1. With the Sound Transit Three plan including $661 million for about 8,000 new parking spaces so far (there are a couple of parking projects still TBA), I asked Sound Transit to explain the methodology they used to come up with those numbers.
Building extensive parking has always struck me as counterintuitive for a historic infrastructure development that’s about upgrading mass transit.
Sound Transit spokesman Geoff Patrick’s initial (self-fulfilling?) explanation seemed to confirm that thinking: “The inclusion of parking at some Sound Transit facilities recognizes that some riders have few convenient alternatives to access transit.” With all the ST board’s talk about transit oriented development, that reasoning undermines the sustainable land use philosophy that’s supposedly at the heart of a major investment in regional mass transit.
But more specifically: What data or research or logic backs up the assumption that “some riders have few convenient alternatives.” And how does the ST3 plan put a specific number on “some?”
How exactly did ST reach the conclusion that the Redmond Tech Center to downtown Redmond light rail project, for example, needed 1,400 new parking stalls while the Bellevue to Issaquah stop needed 500?
“There is not a formula here, but a lot of discretion required,” Patrick explained.
That discretion, he said, included assessing things such as density, local street grids, availability of land, and local zoning rules—which, again—seems like an approach that conforms to the status quo rather than altering it.
I have a public records request in to ST seeking an explanation of, potentially, the agency's more scientific approach to the parking question.
One change? Patrick did reiterate: “Going forward our CEO is looking forward to working with the Board to advance conversations about charging for parking. This will not only incentivize using non-driving options for reaching facilities but help pay for parking and other access investments.”
2. The Seattle Times notes an inconvenient truth about mayor Ed Murray's affordable housing plan: Despite Murray's rhetoric that every new development will come with affordable housing, a "fee-in-lieu" aspect of the plan—the option for developers to simply pay into an affordable housing fund—means that most of the new affordable housing won't be included in upscale neighborhoods, but rather, will likely be mixed in with low-rise buildings in outer tier neighborhoods.
Additionally, fee rates from an earlier program, known as incentive zoning (which includes a similar fee-in-lieu option), are already in effect in a swath of South Lake Union, where much of the city's controversial development is already underway under the old code.
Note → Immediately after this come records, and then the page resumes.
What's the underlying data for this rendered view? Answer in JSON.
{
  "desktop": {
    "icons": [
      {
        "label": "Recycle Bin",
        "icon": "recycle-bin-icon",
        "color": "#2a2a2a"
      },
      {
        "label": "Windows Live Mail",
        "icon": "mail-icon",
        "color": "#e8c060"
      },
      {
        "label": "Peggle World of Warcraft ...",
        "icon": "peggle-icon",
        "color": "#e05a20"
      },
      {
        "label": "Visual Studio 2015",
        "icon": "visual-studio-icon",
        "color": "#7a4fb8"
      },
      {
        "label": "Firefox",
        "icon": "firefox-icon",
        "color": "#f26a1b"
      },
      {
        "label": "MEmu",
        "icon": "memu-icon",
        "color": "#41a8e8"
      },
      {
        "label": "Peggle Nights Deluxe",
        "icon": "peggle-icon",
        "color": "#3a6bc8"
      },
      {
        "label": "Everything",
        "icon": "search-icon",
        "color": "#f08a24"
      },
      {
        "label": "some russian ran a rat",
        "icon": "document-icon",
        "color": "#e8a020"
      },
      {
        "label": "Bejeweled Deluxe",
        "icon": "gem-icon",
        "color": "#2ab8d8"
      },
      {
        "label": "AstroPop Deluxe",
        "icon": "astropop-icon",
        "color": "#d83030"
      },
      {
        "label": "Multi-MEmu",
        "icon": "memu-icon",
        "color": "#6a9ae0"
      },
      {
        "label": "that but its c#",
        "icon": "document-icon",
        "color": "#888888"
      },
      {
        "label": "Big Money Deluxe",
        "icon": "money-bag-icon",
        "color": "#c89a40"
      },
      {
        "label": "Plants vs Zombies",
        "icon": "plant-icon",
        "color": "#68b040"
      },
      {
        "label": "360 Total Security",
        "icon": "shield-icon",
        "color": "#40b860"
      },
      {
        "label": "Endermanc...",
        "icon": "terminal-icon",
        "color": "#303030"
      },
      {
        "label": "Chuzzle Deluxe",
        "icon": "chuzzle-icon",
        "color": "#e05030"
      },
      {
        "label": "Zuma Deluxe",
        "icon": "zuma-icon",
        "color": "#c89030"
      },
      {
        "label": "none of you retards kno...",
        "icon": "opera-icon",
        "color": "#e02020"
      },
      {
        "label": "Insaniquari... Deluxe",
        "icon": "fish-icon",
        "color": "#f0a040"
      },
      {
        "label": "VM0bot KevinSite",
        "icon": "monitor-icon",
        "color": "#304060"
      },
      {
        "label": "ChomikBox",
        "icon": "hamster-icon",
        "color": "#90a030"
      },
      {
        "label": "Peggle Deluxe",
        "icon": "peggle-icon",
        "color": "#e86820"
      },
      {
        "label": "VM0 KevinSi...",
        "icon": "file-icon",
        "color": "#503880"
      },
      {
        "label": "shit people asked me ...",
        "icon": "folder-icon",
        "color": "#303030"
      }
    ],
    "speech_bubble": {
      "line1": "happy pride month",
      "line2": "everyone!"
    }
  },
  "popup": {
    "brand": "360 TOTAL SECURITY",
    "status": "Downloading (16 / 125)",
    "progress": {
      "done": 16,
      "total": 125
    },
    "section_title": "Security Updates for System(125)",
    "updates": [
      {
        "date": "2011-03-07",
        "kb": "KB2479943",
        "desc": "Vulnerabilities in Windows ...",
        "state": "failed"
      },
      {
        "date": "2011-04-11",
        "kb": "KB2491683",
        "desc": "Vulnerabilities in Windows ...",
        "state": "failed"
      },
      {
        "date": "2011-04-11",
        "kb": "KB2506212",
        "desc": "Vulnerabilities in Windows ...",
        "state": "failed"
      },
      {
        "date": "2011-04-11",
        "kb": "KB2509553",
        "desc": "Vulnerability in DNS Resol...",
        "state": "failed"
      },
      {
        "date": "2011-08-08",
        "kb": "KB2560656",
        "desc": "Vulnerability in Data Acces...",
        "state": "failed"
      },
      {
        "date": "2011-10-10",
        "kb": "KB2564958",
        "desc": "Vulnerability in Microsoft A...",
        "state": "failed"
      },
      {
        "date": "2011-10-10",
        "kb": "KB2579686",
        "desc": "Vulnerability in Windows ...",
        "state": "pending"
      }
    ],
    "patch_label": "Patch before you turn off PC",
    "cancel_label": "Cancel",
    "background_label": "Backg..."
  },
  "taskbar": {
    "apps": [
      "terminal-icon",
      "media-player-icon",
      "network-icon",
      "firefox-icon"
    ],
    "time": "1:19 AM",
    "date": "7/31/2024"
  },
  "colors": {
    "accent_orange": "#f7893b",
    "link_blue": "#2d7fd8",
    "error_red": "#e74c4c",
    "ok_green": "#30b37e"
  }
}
With the public fixed on the idea that its the SLU development that's transforming the Seattle housing market from one that's accessible to the middle class into one that's only accessible to yuppie tech employees, the fact fancy neighborhoods—and South Lake Union too— are likely to remain exclusive despite Murray's "grand bargain" may disappoint many.
That's a big deal because Murray's plan relies on outer tier neighborhoods signing off on upzones to accept more housing to offset the skyrocketing prices of today's Amazon era housing market. Why would they do that when SLU itself isn't adding much affordable housing?